Bayan Morstan’ı görevlilerin buraya gelirken bindikleri arabayla evine götürüyordum. Kadınlar melek huylu olduklarından, kendisinden destek bekleyen daha güçsüz birisi varken, sıkıntılara sakin bir yüzle katlanmıştı ve onu ürkmüş kâhyanın yanı başında neşeli ve sakin bir halde bulmuştum. Oysa arabaya binince önce benzi soldu, sonra da hıçkıra hıçkıra ağlamaya başladı… bu geceki macera sinirlerini yıpratmıştı. İleriki tarihlerde, o gezi sırasında benim soğuk ve mesafeli birisi olduğumu düşündüğünü söyledi bana. Yüreğimdeki mücadele ya da kendimi tutmak için sarf ettiğim çaba hiç aklına gelmemiş. Nasıl bahçede elim onunkine doğru uzandıysa, yüreğimdeki sevecenlik ve sevgi de ona doğru akıyordu.
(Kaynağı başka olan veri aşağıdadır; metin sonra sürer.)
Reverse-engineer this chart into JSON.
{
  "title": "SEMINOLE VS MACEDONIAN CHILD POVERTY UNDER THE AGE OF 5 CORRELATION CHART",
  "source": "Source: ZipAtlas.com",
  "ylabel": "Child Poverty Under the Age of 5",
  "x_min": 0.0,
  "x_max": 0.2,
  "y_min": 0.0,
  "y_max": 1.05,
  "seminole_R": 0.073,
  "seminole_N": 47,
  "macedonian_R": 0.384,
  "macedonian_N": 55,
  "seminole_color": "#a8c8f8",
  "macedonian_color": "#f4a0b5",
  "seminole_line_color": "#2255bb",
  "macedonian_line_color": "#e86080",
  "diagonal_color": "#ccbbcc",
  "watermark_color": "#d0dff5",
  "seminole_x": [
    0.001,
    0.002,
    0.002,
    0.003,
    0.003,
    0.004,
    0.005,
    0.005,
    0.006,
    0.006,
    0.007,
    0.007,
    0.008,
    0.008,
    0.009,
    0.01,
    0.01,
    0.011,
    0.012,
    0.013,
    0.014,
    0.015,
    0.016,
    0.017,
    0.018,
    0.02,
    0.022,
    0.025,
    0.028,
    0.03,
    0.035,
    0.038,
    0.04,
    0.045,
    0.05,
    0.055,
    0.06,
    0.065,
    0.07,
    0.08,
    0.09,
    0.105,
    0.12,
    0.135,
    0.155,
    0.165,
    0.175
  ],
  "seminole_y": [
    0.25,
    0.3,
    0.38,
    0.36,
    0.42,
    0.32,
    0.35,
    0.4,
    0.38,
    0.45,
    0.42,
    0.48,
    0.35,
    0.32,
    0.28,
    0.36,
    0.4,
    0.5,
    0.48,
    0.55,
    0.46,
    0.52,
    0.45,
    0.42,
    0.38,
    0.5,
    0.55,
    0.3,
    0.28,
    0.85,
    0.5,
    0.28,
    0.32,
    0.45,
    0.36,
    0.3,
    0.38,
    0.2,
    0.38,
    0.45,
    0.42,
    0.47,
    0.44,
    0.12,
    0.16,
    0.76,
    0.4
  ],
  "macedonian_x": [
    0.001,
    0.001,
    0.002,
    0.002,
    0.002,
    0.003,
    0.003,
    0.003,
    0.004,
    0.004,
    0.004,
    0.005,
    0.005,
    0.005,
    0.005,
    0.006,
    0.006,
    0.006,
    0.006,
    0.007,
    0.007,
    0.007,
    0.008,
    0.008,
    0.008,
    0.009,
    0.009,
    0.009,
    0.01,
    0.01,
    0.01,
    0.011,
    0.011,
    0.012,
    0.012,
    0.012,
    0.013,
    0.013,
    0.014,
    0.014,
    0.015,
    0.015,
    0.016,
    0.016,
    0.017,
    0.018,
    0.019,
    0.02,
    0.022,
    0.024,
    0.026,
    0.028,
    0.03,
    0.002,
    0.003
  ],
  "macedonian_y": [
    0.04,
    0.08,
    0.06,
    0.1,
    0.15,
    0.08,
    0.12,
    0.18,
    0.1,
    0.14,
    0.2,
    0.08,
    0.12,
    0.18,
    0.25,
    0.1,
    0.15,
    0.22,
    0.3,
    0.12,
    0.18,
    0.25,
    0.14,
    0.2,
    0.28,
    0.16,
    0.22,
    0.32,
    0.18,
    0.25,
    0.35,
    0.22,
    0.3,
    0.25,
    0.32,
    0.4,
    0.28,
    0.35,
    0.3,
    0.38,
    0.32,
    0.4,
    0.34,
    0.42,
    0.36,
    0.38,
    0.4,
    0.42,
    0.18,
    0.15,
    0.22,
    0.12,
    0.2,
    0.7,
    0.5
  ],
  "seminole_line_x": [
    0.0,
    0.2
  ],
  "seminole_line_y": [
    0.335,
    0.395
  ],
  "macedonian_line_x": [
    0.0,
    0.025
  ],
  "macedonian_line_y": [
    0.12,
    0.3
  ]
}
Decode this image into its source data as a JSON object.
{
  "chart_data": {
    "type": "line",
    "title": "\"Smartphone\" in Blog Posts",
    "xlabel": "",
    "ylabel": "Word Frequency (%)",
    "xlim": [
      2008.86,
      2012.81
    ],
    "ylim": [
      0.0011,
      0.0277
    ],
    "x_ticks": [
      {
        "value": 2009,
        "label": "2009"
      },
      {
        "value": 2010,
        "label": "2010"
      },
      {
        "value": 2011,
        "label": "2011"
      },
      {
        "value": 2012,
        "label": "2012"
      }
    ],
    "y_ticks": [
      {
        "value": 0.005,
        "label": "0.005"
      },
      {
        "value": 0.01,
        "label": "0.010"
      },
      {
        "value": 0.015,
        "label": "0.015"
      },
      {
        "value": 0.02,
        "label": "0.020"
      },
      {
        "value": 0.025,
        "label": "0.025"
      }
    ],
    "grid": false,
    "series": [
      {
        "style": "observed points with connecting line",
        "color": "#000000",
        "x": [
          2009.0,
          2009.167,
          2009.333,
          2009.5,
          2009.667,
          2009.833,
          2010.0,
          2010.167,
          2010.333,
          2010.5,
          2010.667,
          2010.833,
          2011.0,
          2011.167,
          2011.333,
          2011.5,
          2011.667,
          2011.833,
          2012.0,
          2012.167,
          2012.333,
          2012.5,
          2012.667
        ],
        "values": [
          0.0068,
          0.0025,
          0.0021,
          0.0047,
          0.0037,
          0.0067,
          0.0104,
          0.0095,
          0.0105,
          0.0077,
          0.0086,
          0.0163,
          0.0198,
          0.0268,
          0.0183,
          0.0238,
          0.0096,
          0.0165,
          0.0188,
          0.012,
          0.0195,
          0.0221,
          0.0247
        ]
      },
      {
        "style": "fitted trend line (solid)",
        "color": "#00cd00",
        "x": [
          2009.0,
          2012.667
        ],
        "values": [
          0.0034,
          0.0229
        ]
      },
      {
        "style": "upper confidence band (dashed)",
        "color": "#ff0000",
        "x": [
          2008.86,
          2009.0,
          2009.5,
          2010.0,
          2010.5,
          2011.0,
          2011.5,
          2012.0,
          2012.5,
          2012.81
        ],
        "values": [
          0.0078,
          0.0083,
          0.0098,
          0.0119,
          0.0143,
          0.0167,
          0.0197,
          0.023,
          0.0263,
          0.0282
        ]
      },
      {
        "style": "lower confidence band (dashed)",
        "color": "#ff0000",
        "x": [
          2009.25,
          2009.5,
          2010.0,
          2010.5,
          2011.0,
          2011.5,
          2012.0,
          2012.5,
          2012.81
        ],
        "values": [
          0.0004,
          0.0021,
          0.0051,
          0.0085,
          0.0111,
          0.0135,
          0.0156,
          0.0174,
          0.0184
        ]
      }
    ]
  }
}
Yıllardır sürdürdüğüm alışılmış yaşamın onun tatlı ve cesur doğasını tanımayı tuhaf deneyimlerle dolu bu bir tek günde olduğu kadar öğretemediğini hissediyordum. Gel gelelim, dudaklarımdan dökülecek sevgi sözcüklerini engelleyen iki düşüncem vardı. O güçsüz ve çaresizdi, ruhen ve bedenen sarsılmıştı. Böyle bir anda sevgimi açıklamak, güçsüzlüğünden faydalanmak olurdu. Daha da kötüsü, o zengindi. Eğer Holmes’un araştırmaları başarıyla sonuçlanırsa, büyük bir mirasa konacaktı. Serbest çalışan bir cerrahın rastlantı sonucu oluşan bir yakınlıktan yararlanması doğru muydu, yakışık alır mıydı? Bana yalnızca adi bir servet avcısı gözüyle bakmaz mıydı? Böyle bir düşüncenin aklından geçmesi olasılığını göze alamazdım. Şu Agra hazinesi aramızda aşılmaz bir engel oluşturuyordu.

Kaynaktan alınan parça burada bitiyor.